Reaching into such diverse musical backgrounds could lead to some disjointedness on a 27-minute EP. But not Walker and his band—pianist Oscar Rossignoli, guitarist Danny Abel, bassist Nathan Lambertson, drummers G. Maxwell Zemanovic and A.J. Hall and singer Mikayla Braun. Instead, the group finds cohesion in the similar movement that drives each song.

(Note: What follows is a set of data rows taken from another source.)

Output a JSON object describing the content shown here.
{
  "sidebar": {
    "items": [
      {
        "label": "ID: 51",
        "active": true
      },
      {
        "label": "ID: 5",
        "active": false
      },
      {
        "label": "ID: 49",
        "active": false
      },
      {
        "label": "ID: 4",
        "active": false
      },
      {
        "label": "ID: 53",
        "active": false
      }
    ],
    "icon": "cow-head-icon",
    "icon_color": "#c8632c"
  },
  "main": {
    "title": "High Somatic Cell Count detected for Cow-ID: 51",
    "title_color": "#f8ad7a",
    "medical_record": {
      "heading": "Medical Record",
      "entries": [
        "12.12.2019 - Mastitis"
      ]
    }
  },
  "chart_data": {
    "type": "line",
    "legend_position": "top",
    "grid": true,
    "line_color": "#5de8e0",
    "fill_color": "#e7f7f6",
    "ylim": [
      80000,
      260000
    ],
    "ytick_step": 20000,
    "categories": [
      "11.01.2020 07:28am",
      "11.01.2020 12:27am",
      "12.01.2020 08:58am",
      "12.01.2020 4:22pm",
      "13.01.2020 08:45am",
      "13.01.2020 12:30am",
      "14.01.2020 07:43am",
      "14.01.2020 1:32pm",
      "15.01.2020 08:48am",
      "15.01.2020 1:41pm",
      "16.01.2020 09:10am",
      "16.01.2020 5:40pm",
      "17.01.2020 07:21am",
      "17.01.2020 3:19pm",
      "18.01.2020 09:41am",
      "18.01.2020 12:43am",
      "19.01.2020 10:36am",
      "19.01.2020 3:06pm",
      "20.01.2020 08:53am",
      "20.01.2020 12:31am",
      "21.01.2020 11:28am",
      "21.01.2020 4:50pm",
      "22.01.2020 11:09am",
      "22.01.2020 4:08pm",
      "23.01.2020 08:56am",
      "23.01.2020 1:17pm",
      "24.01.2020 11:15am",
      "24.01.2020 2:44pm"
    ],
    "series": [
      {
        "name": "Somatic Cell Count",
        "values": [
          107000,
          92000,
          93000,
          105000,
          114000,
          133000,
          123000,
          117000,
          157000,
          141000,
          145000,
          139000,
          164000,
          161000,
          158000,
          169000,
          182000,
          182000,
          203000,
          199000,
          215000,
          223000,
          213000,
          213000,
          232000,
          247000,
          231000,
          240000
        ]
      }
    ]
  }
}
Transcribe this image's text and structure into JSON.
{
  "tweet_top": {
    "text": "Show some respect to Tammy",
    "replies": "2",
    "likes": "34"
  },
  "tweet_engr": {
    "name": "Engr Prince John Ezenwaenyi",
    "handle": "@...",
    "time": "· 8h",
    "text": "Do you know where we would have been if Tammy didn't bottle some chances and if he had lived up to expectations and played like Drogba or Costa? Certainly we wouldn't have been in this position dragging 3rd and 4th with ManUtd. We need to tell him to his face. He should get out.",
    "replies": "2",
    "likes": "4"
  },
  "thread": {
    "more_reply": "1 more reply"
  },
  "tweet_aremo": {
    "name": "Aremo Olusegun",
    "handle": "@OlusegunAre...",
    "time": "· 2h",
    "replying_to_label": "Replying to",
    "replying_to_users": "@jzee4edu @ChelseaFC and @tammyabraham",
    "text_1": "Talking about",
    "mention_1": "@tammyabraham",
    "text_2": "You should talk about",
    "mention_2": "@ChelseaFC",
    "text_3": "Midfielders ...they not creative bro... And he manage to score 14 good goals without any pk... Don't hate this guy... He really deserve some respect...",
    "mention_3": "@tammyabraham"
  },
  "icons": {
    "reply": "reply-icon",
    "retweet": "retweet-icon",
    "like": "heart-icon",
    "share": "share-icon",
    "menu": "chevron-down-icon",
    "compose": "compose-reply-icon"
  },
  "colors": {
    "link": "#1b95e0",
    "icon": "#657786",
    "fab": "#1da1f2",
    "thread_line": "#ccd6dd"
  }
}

“Twice,” featuring Braun’s rich vocals against a spare, soft piano-and-drums exchange, gets an edge courtesy of rock-tinged horn lines and guitar growls. From there, the group returns to its usual quintet format, setting up the rest of the album as “The Living Room Suite,” which ebbs and flows between four tracks without ever quite going silent. Within each of those initially peaceful, even romantic tracks is a common core of fomented combustion that throws knots and tension into the songs’ otherwise glassy calm. The fiery horn dissonance that infiltrates “Half Moon Bay” sees Walker playing with timbre, texture and other elements of his sound before the energy shifts back. The brief “Lullaby I” begins where “Half Moon Bay” left off, with underlays of glimmering effects and swirls of electronic and piano color. By the time “Horizon” rolls in, the mood is decidedly more intense; the storm that brews at the center of the other tracks takes little time to find its eye here. “Lullaby II,” the shortest piece on the album, brings a handful of previous themes back to center, giving the whole album a welcome sense of resolution.